After tying a program record for wins and reaching the championship game of the Atlantic Coast Conference tournament, Georgia Tech (24-8), which features two players from Liberty County High School, was rewarded Monday with a No. 4 seed in the Des Moines regional. The Jackets will race 13th-seeded Sacred Heart in the opening round at Chapel Hill, N.C. The game will start 30 minutes after the completion of the Georgetown-Fresno State game, which starts at 12:15 p.m. Sunday.
Georgia (22-8) also received a No. 4 seed, despite losing in the quarterfinals of the Southeastern Conference tournament. The Lady Bulldogs will open at 12:05 p.m. Sunday against 13th-seeded Marist at Tallahassee, Fla., in the Raleigh region.
Both games will be televised on ESPN2.
The Yellow Jackets were thrilled with their seed, which topped last year’s No. 5, and especially excited when they spotted something different in the bracket: They’ll have a true neutral-site game in Chapel Hill if they make it to the second round, a change from past years when they usually had to face the host on its court.
Metra Walthour, a 2008 Liberty County graduate and Georgia Tech’s senior point guard, said her team is intent on getting to the round of 16 — and beyond.
“That’s very important,” she said. “We set a goal to play for the ACC championship and also get to the Sweet 16. We played for the ACC championship. We didn’t quite get over the hump, but we’re going to take that momentum to the NCAA tournament. We’re very confident in ourselves.”
LaQuananisha Adams, Walthour’s high school teammate at Liberty, is a key substitute for the Yellow Jackets.
Despite losing to South Carolina in the SEC tournament, Georgia coach Andy Landers figured his team was in line for a fourth or fifth seed.
“I thought we were solid,” Landers said. “This is a good basketball team. We’ve had some good wins, and we have no bad losses. It’s a team that’s been very consistent.”
Georgia is a perennial tournament selection, having missed out only two times in the last 31 years.

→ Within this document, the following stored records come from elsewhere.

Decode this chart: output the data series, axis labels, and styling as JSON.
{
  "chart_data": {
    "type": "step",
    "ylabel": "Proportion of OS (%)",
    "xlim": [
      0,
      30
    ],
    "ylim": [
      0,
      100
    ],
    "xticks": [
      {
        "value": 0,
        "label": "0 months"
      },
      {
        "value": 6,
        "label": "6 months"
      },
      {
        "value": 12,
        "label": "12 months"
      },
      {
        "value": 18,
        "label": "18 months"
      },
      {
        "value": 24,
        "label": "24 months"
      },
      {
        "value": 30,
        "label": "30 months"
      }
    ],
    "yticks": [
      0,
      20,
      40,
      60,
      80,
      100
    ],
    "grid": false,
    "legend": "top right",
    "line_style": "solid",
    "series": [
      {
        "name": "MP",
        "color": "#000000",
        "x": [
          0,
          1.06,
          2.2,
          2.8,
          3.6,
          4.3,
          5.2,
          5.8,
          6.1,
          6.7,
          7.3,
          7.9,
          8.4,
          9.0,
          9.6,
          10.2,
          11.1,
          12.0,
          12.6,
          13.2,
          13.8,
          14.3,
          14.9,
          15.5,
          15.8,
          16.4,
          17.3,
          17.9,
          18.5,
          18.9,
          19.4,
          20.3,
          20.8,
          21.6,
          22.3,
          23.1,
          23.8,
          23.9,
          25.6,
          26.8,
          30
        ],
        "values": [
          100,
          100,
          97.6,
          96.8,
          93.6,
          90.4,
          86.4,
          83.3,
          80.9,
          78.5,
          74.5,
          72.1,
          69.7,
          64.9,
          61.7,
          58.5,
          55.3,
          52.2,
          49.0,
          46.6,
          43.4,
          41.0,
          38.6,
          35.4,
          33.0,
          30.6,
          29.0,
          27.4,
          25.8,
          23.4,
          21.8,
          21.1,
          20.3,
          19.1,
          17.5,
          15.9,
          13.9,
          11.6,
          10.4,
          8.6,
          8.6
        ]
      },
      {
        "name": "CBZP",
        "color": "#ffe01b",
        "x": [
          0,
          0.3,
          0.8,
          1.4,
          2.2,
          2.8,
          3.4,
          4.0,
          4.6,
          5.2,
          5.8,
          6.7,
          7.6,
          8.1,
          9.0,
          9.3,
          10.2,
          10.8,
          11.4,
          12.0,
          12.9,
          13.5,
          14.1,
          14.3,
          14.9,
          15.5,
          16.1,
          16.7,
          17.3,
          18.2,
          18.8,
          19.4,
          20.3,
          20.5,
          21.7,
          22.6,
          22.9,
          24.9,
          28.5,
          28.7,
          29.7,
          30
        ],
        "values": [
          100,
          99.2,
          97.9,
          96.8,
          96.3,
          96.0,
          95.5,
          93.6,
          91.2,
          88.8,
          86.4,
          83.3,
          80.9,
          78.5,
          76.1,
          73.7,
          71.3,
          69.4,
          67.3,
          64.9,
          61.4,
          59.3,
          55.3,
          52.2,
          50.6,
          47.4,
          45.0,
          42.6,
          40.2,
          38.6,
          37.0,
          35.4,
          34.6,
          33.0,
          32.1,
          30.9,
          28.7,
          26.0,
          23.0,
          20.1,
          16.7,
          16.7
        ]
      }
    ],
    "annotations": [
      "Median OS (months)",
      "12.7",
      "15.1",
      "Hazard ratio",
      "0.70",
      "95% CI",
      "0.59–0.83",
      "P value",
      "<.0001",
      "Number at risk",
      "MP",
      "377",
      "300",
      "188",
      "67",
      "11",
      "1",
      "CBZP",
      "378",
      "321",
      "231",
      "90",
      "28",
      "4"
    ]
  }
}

But a fourth seed is something new; it’s the first time since 1988 and only the second time overall that the Lady Bulldogs have been placed in that slot.
Like its state rival, Georgia doesn’t have to worry about playing a host school should it advance to the second round in Tallahassee.
Landers isn’t looking ahead that far.
“A neutral court is always a good thing,” he said. “But you’re looking way ahead of where I’m looking. We played Marist four or five years ago, and that’s a good basketball team. That’s really about as far as I care to look.”
Georgia Tech is becoming a tournament regular, earning an NCAA bid for the sixth year in a row. But the team has never advanced past the second round.
This appears to be the best chance yet.
“I could see it all over the faces of my seniors when they realized we were going to a neutral floor,” coach MaChelle Joseph said. “This is an opportunity for us. There’s a crack in a door. Now we’ve got to push the door open. Before, it was like the door was closed and we had to knock it down.”